Saturday, July 29, 2017

A Hudson Connection to History

Seventy-two years ago, on July 28, 1945, a B-25 bomber crashed into the Empire State Building. It was a freak accident, caused by heavy fog. describes what happened:
The B-25 Mitchell bomber, with two pilots and one passenger aboard, was flying from New Bedford, Massachusetts, to LaGuardia Airport in New York City. As it came into the metropolitan area on the Saturday morning, the fog was particularly thick. Air-traffic controllers instructed the plane to fly to Newark Airport instead.
This new flight plan took the plane over Manhattan; the crew as specifically warned that the Empire State Building, the tallest building in the city at the time, was not visible. The bomber was flying relatively slowly and quite low, seeking better visibility, when it came upon the Chrysler Building in midtown. It swerved to avoid the building but the move sent it straight into the north side of the Empire State Building, near the 79th floor.
Upon impact, the plane's jet fuel exploded, filling the interior of the building with flames all the way down to the 75th floor and sending flames out of the hole the plane had ripped open in the building's side. One engine from the plane went straight through the building and landed in a penthouse apartment across the street. Other plane parts ended up embedded in and on top of nearby buildings.

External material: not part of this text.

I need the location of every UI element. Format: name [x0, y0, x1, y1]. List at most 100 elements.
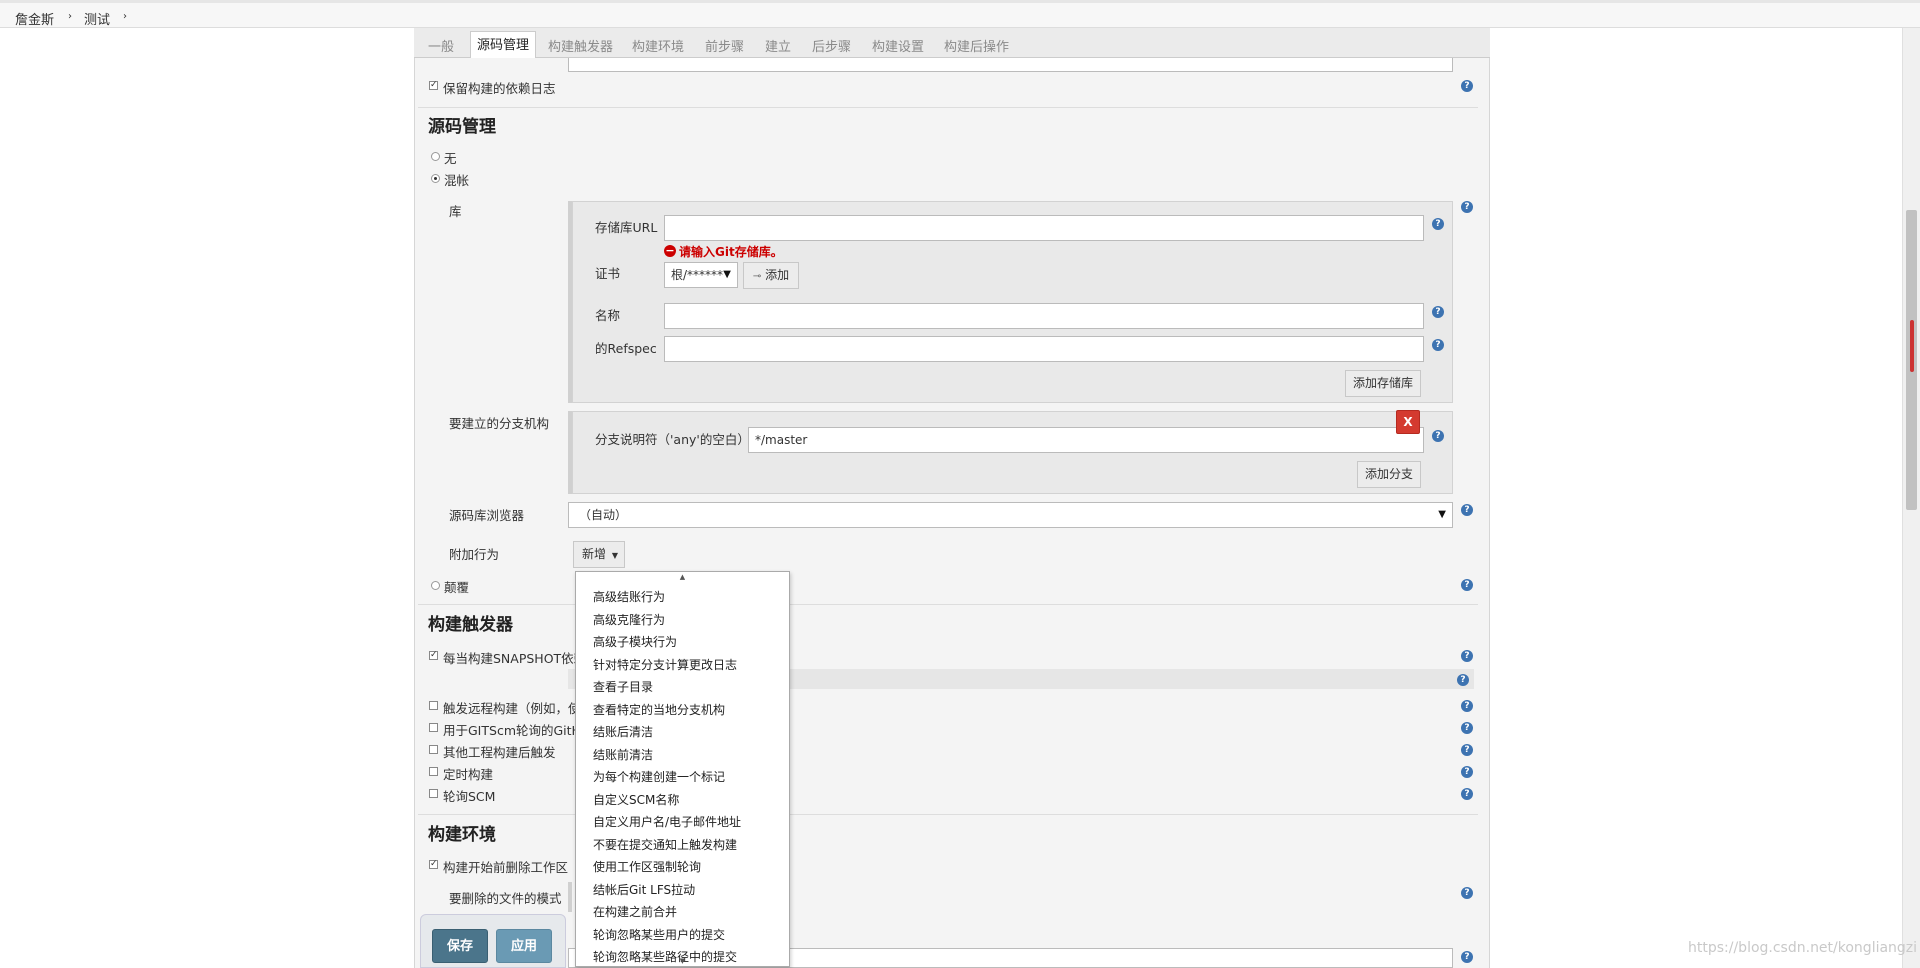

Fourteen people were killed in the accident--the two pilots and the passenger on the plane and eleven people in the building. It was a Saturday, so there were fewer people in the building than there would have been on a weekday.

Recently, local historian Paul Barrett discovered a Hudson connection to the tragedy: Dolores Kowalski. In the summer between her sophomore and junior years at Hudson High School, Kowalski had a summer job at the Empire State Building. She was on the 86th floor of the building on the Saturday morning when the plane crashed into it. An article that appeared in the Albany Times Union on August 3, 1945, recounts her experience.

Two years later, Kowalski graduated from Hudson High School. Here is her picture from the 1947 yearbook.

There are a few questions about Kowalski that neither Barrett nor Gossips has been able to answer. What was her job at the Empire State Building? The 86th floor, where she was when the plane hit the building, is the observation deck. The Times Union says that she lived with her mother at 202 Allen Street, but there's a factory building at that address today which is generally believed to have been constructed in the 1930s. Then there's the most intriguing question: What happened to Dolores Kowalski, president of the National Honor Society, co-editor of the Owl, who liked to read and travel, after she graduated from Hudson High School?


  1. What I remember ... "The other engine and part of the landing gear plummeted down an elevator shaft." Jet fuel...B-25 was not a jet.

    1. You're correcting not me.

    2. I used to work at the ESB, where it was a universally accepted detail that the second engine was disassembled on location and then removed via the elevator.

      I don't see where Gossips suggests otherwise.

  2. Tim ... Having worked in the ESB gives you no credibility ... you're offering hear say gossip.

    1. Kindly said, and I wouldn't deny it. It does thicken the plot, though.